- Born: Michael Dunne 27 May 1929 Clonaslee, County Laois, Ireland
- Died: 11 August 2002 (aged 73) Dublin, Ireland
- Education: Knockbeg College
- Occupations: Sports commentator, journalist
- Employer(s): The Irish Press Raidió Teilifís Éireann
- Spouse(s): Lilly Fox (m. 1956-2002, his death)
- Children: Eileen Dunne Úna Dunne Moira Dunne

= Mick Dunne =

Irish sports journalist and commentator (1929–2002)

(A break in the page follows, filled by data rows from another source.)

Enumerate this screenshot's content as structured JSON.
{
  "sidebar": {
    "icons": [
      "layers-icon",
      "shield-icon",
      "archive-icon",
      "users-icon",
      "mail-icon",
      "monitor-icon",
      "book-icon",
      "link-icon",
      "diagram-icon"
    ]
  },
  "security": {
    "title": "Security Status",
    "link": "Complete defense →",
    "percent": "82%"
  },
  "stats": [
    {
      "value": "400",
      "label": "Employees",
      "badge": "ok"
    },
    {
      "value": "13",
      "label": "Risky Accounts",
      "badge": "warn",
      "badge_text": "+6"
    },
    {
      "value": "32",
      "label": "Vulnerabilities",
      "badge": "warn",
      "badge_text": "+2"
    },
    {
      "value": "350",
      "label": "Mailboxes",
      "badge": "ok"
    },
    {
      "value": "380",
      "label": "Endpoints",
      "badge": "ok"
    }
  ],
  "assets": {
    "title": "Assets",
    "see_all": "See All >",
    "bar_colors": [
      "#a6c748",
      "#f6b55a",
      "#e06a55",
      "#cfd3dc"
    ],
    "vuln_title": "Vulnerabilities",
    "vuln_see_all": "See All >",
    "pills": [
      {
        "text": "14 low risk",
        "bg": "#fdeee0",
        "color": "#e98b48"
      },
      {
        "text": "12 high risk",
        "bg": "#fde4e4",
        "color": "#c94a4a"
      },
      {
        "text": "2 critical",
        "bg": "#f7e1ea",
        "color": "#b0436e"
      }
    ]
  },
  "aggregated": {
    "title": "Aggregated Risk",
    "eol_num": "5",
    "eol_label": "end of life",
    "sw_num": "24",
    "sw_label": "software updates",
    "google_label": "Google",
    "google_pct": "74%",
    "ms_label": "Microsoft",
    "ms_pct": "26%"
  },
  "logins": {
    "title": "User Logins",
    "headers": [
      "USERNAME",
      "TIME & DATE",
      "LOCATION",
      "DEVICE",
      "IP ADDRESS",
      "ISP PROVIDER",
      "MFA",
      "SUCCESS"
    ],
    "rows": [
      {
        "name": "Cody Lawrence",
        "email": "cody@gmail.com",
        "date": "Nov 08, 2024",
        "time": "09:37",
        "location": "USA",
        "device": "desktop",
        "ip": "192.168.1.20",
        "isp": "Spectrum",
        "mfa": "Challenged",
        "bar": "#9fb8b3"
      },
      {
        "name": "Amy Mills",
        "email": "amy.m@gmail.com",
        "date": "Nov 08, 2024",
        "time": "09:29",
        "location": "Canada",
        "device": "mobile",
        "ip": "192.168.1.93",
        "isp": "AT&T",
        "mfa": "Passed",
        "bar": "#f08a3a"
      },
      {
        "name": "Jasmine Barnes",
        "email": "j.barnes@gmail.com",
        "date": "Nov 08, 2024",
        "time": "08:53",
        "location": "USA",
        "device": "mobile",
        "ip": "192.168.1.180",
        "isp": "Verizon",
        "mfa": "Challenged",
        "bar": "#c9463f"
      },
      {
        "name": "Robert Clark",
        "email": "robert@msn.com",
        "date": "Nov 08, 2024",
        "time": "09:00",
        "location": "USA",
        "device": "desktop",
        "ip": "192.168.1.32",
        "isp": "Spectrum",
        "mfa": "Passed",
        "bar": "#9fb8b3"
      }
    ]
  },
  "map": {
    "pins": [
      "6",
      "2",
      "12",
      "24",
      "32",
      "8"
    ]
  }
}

Michael Dunne (27 May 1929 – 11 August 2002) was an Irish sports journalist who pioneered television coverage of Gaelic games.

==Birth and childhood==
He was born 27 May 1929 in Clonaslee, County Laois, one of two sons of Francis Dunne, insurance agent, and Agnes Dunne (née Foley), schoolteacher. Educated at Clonaslee national school and Knockbeg College, County Carlow, he went to work in the etchings library of the Irish Press in 1947, becoming Gaelic games correspondent in 1957.

==Awards==
He was central to the negotiations with sponsors to set up the annual GAA All Stars Awards which grew out of the Cuchulainn Awards in the 1960s and were established on an annual basis in 1971. He remained its driving force up to the 1990s, and before his death he was honoured with a special award for his work on the scheme.

==Broadcasting==
In 1970 he joined RTÉ as the station's first Gaelic games correspondent, developing the Gaelic Stadium preview programme and after the arrival of a camera unit in 1976, expanded GAA television coverage.

==Handball and camogie==
A fan of the lesser Gaelic games of camogie and handball, he helped devise the televised handball series Top Ace in 1973. It was expanded to include Mexican and American players in 1980. On his retirement he was awarded the Waterford Crystal Handball Award for special services to handball. Four communications awards presented annually by the Camogie Association are named in his honour.

==Magazine==
After his retirement he wrote regular columns for the Irish Independent and Gaelic Sport magazine. He was contributing editor to High Ball magazine following its establishment by Mike Hogan and Eoghan Corry in 1998, having previously edited Gaelic World.

==Books==
Dunne contributed updates on the GAA's own records for the 1975 Our Games Annual and what was to be eventually published as the Complete handbook of Gaelic games up to 1999. Own-name works include The Star Spangled Final (1997), an account of the staging of the 1947 All-Ireland football final in New York and a history of Gaelic football in the Gardaí, The Story of the Garda GAA Club (1998). In 2010 his archive was handed over to the GAA museum in Croke Park by his daughter Eileen, a newsreader with RTÉ.

==Marriage and death==
Dunne married Lilly Fox, from Delvin, County Westmeath in 1956. They had three daughters, Eileen, Una, and Moira. He died on 11 August 2002.